Chapter 64
On the second day of his captivity, Tristan woke to the sensation of someone briskly jabbing him in the ribs. He startled awake, eyes stinging, and found a dark-haired woman in a padded brown surcoat staring down at him. The butt of her spear was raised but a few inches above his ribs, ready to strike. Marcella again, joy.
“What do you want?” he groaned out.
"Good morning, Ferrando,” the mercenary brightly said. “Smile, I have good news.”

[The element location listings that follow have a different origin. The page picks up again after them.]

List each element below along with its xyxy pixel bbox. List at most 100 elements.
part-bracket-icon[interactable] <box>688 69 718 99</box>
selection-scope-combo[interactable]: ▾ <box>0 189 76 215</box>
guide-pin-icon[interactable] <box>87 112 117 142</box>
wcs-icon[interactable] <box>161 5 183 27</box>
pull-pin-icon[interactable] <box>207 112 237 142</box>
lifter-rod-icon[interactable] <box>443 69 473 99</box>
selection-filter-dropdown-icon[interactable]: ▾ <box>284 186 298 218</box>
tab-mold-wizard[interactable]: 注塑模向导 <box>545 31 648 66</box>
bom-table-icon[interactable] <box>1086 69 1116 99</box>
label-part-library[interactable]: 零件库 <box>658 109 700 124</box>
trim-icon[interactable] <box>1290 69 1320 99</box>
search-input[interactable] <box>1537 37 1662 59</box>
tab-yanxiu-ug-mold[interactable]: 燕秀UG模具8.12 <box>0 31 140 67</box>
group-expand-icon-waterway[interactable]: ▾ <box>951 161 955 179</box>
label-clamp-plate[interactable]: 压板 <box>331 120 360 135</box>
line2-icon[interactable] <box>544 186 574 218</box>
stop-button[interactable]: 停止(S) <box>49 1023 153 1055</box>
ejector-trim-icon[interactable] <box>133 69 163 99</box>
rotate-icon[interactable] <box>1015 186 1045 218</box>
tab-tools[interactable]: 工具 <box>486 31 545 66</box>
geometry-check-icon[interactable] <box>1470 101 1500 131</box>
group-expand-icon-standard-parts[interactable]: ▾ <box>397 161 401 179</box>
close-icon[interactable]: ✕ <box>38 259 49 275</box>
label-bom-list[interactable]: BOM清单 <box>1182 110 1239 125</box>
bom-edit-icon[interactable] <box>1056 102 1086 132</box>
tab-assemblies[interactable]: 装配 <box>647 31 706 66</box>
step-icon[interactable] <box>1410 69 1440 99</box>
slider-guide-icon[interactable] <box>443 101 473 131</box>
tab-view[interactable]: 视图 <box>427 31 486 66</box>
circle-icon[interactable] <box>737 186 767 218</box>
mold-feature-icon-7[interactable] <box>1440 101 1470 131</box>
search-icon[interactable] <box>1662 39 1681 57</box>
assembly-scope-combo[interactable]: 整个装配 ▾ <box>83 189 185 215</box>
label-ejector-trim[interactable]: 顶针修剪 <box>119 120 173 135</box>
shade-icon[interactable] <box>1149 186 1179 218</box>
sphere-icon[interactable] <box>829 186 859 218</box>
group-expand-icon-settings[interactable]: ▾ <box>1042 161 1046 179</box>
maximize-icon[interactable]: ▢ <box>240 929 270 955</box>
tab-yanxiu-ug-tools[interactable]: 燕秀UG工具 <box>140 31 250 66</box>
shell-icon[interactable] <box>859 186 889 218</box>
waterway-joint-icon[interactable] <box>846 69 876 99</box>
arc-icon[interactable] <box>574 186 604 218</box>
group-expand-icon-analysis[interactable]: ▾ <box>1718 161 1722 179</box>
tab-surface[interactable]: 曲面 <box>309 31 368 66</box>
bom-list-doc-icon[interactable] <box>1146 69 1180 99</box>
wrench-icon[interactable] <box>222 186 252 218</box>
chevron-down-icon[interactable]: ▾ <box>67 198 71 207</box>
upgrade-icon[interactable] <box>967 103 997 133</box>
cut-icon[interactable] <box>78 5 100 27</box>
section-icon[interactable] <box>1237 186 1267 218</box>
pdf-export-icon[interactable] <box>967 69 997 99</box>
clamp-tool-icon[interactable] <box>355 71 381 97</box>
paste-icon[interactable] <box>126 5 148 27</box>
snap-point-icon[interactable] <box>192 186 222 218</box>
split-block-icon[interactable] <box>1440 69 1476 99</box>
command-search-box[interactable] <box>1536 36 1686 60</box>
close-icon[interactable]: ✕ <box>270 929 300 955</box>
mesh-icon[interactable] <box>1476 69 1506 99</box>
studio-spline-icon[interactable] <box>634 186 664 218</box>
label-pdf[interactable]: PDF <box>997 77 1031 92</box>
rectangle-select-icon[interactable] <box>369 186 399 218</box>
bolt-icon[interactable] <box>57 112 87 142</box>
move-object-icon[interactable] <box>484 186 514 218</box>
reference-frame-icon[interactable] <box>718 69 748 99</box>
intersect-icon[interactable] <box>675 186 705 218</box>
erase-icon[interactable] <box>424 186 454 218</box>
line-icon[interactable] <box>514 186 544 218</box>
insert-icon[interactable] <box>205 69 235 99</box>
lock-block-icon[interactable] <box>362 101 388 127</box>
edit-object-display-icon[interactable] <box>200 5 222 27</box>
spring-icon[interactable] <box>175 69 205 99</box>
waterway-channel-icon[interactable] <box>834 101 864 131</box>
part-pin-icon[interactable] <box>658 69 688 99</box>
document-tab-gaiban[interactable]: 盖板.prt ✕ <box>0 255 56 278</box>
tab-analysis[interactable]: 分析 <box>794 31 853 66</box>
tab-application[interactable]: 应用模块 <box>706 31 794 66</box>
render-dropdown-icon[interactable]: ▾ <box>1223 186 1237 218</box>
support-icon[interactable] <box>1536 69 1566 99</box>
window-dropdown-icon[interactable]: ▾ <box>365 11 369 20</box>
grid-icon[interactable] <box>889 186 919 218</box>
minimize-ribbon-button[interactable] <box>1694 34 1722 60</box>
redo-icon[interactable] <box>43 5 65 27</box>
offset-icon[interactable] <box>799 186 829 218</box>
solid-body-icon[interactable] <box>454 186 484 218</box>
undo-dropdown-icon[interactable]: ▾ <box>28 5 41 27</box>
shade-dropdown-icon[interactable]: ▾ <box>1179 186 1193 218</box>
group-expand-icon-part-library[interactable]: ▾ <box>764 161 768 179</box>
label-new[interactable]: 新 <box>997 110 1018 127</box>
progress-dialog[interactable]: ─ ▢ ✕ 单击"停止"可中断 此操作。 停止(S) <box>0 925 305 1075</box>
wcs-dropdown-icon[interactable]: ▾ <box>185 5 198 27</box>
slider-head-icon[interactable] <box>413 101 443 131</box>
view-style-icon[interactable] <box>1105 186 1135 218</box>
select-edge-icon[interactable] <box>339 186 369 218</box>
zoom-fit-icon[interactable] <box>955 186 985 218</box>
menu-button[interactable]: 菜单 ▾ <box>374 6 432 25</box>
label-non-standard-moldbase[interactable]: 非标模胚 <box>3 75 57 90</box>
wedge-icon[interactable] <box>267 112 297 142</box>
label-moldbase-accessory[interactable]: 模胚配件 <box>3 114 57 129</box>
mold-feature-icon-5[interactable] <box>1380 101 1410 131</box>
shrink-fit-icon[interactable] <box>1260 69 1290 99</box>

“You are getting transferred to the opposite end of Asphodel and we will never meet again,” he suggested.
“Now you’re hurting my feelings,” Marcella complained, cocking an eyebrow. “Perhaps I will have to remain silent after all.”
Besides him Fortuna, sprawled on the dirty floor as if it were the most decadent of sofas, let out a long yawn. Purely for effect, considering she did not sleep or tire.
“Do not be a brute, Tristan,” she chided. “Apologize to this lovely lady whose propensity for bothering you has been making this whole imprisonment business marginally less boring for me.”
Alas, flipping off the Lady of Long Odds the finger could not go unnoticed. He’d take petty revenge later by playing cards and calling at the first opportunity every single time, which drove her crazy. It ‘left no place for chance’, which was apparently the metaphysical equivalent of spitting in her soup. Marcella’s gaze, though, he met head on.
“Oh merciful goddess, forgive me my trespass,” Tristan said in his flattest, most lifeless tone. “I was only struck dumb by your magnificence, knowing not the words tumbling out of my mouth.”